Solution cooling in the absorber and refrigerant distillation in the chiller-condenser make the use of cooling towers and its plumbing inevitable; however, if other sources of cold water supply are available, they can be used instead after making certain preparations. Examples of such water sources include deep well water with a constant temperature and river water.
Cooling tower water temperature and discharge have a significant impact on the chiller’s cooling capacity. Therefore, paying attention to the cooling tower water amount and quality, as well as controlling it precisely according to the generator’s heating fluid (vapour or warm water) temperature and discharge is very important.
There are different methods of controlling the tower’s water temperature, the easiest of which is to use thermostats for turning cooling tower fans on and off.
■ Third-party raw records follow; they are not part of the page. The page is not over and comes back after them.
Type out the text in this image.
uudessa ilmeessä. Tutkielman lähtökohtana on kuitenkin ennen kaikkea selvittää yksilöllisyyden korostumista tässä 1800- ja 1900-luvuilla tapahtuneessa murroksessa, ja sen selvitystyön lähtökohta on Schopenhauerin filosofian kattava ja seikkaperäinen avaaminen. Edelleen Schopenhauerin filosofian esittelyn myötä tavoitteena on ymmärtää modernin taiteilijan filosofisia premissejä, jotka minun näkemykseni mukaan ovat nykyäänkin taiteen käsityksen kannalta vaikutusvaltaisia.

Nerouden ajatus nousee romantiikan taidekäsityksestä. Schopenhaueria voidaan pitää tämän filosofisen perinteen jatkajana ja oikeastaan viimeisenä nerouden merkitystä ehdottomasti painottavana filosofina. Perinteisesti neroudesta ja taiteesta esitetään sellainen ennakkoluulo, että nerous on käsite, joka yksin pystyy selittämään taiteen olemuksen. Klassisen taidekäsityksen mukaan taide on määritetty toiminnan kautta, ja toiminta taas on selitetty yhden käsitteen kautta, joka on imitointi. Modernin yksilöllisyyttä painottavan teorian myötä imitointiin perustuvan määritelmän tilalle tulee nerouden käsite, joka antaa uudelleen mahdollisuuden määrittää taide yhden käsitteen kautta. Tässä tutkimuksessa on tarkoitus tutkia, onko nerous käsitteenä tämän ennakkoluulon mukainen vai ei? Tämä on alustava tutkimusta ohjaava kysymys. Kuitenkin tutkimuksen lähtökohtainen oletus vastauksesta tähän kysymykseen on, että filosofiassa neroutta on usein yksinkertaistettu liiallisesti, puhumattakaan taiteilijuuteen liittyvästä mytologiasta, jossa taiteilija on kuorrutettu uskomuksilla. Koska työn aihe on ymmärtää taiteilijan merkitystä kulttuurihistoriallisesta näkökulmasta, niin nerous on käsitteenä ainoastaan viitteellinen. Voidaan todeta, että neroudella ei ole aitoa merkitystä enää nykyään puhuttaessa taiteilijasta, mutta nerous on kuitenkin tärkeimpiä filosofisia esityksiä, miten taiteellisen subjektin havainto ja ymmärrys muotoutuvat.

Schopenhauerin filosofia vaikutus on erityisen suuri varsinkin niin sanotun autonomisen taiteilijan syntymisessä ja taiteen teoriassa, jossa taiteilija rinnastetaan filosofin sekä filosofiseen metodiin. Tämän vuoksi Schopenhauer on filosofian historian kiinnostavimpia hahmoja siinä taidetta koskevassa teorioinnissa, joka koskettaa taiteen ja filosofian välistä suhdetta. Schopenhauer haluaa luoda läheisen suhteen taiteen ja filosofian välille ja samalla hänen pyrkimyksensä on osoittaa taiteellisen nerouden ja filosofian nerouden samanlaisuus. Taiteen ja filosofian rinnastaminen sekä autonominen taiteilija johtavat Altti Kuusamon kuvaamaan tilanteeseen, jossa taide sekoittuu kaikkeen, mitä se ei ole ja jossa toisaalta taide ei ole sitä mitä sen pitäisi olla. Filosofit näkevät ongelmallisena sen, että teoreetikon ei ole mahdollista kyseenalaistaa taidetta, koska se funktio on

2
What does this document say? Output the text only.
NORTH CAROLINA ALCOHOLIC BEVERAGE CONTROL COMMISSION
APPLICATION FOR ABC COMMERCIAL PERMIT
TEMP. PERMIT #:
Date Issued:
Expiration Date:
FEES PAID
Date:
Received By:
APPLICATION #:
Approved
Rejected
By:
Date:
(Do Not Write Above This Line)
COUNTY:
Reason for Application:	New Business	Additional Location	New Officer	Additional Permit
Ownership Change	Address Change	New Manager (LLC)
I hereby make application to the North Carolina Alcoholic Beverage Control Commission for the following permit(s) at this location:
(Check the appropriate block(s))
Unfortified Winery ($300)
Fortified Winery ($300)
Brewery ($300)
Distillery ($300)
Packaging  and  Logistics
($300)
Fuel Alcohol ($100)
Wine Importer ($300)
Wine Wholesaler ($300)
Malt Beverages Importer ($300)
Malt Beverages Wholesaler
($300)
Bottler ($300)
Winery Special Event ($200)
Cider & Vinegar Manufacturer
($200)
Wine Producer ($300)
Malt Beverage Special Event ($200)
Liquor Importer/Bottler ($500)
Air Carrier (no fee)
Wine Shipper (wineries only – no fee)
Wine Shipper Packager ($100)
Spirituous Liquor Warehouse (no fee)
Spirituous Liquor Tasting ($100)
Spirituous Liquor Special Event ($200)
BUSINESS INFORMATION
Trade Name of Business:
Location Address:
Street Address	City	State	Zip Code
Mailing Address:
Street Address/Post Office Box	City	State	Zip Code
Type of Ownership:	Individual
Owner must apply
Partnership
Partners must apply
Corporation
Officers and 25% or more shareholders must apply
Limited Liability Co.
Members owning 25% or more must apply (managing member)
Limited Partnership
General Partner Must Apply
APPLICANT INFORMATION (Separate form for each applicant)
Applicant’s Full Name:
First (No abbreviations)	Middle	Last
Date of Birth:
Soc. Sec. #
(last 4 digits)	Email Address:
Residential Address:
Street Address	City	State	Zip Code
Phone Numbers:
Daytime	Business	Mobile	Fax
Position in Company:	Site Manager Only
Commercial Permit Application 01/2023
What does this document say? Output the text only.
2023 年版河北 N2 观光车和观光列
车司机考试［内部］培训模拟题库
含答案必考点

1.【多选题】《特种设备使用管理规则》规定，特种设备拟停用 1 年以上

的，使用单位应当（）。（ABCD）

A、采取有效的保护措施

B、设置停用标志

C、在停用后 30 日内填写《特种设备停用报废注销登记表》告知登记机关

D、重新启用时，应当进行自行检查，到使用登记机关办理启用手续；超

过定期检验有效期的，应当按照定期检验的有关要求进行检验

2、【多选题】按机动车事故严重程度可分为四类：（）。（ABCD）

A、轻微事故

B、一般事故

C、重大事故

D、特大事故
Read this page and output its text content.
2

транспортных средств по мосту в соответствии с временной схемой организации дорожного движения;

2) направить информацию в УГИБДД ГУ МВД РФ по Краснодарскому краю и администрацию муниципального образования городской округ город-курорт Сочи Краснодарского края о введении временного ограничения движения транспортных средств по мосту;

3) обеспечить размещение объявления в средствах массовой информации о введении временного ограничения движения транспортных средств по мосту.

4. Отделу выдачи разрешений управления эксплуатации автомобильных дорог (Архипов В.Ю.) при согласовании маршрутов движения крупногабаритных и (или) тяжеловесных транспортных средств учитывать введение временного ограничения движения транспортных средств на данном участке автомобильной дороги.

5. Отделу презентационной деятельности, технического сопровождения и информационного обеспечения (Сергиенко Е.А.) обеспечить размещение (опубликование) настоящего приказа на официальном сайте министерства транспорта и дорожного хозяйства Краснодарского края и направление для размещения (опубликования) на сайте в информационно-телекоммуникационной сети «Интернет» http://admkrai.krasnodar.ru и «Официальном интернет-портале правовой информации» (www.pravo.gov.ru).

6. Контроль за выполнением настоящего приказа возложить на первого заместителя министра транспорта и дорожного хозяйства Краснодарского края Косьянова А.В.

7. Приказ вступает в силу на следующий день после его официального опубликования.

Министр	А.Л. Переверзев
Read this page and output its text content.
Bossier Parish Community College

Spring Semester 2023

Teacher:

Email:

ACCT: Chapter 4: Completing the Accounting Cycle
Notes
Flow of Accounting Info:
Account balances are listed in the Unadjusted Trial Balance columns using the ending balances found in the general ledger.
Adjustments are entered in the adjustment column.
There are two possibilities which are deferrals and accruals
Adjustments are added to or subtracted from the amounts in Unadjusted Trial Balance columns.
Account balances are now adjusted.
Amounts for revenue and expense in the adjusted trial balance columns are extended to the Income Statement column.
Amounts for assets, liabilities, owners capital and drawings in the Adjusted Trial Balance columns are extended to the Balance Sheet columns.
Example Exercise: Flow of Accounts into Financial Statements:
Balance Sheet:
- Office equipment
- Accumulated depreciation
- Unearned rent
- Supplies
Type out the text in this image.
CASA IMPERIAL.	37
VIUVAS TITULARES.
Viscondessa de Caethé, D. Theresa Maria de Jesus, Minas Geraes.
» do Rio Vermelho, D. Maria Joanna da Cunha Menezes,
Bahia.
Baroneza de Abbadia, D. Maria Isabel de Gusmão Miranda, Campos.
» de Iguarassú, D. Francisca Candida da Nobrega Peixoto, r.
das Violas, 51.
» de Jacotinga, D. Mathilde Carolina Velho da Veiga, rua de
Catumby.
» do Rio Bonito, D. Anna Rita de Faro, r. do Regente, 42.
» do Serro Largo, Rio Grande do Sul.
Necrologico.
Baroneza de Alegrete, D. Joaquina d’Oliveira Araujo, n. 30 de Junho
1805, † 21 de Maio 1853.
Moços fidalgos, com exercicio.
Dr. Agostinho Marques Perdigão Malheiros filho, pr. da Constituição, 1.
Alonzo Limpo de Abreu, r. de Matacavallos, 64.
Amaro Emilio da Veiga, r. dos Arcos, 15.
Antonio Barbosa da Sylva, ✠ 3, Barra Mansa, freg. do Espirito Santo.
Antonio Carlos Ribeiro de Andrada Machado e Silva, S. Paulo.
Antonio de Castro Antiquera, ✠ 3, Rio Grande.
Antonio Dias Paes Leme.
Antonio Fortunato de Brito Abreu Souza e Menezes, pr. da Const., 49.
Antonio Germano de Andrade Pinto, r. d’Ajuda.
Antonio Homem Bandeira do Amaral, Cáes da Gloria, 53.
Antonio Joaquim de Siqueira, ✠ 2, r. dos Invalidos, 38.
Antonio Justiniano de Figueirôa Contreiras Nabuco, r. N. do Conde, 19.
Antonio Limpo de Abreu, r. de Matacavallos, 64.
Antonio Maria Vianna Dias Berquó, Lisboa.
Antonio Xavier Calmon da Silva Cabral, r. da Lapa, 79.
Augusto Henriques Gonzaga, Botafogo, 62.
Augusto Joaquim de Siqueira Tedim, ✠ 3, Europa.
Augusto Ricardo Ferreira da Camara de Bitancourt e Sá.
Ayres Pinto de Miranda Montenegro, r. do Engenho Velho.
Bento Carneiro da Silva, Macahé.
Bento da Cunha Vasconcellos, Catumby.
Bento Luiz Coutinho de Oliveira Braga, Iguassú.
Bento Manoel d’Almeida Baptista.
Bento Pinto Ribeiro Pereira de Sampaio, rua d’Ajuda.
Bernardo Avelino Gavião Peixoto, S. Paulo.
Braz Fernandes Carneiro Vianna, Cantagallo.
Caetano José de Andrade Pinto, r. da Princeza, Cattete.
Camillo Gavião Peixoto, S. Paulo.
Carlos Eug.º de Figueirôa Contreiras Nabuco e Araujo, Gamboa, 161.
In this method, the thermostat sensor measures the chiller’s inlet water temperature and if it’s low, sends a command to turn the fan off.
In metal cube towers that have several centrifugal fans, multi-stage thermostats can turn the fans on and off in stages according to various set temperatures.
In towers that have one large axial fan, the fan speed can be decreased, increased, or turned on and off using a speed drive.
In high capacity cooling towers that only have a single cooling fan, controlling the fan by continuously turning it on and off may cause problems. One such problem is the rapid increase in water temperature and the need to run the fan for a short time. In this case, the fan will be on for a longer time period and off for a shorter period.
Another method is to use three-way valves on the tower’s water inlet with a bypass line. In this method, some of the output water enters the input circuit, causing the temperature of the chiller input water to drop.
Sometimes, it’s necessary to use a hybrid method of fan and water temperature control with a three-way valve.
Another method is to use a speed drive on the path of the cooling tower pump and change the motor speed. In this method, the discharge flow will vary.
Pump and pipe size is determined by network discharge and pressure. According to ARI 560, cooling tower water discharge for single-effect absorption chillers and double effect direct-fired absorption chillers is 3.6 and 4 gal/m (gallons per minute) for every ton of refrigeration, respectively; but it’s better to precisely calculate the required discharge according to cooling tower inlet and outlet temperature differential and the cooling capacity of the chiller. Determining the pump pressure can be done simply by adding the length of the output and input, and adding the equivalent length of connections. Then, we multiply that figure by 2.5 and divide by 100 (due to the 2.5-foot dropper every 100 foot). Then, we add the cooling tower height from basin to nozzle and add the pressure drop caused by the condenser and the absorber. The equivalent length of the input line and connections can be determined by tripling the length of the output.
Cooling tower water vaporization continuously increases the tower’s water density and impurity, thereby increasing the circulating water’s hardness and causing sedimentation in the condenser and absorber pipes. In addition to causing pipe erosion, sedimentation also lowers heat transfer. Therefore, regular cooling tower water blowdown and replacement with softened water is essential. This process can be done automatically or manually. To do this, the blowdown valve and pipe should be attached to the tower basin or water suction pipe.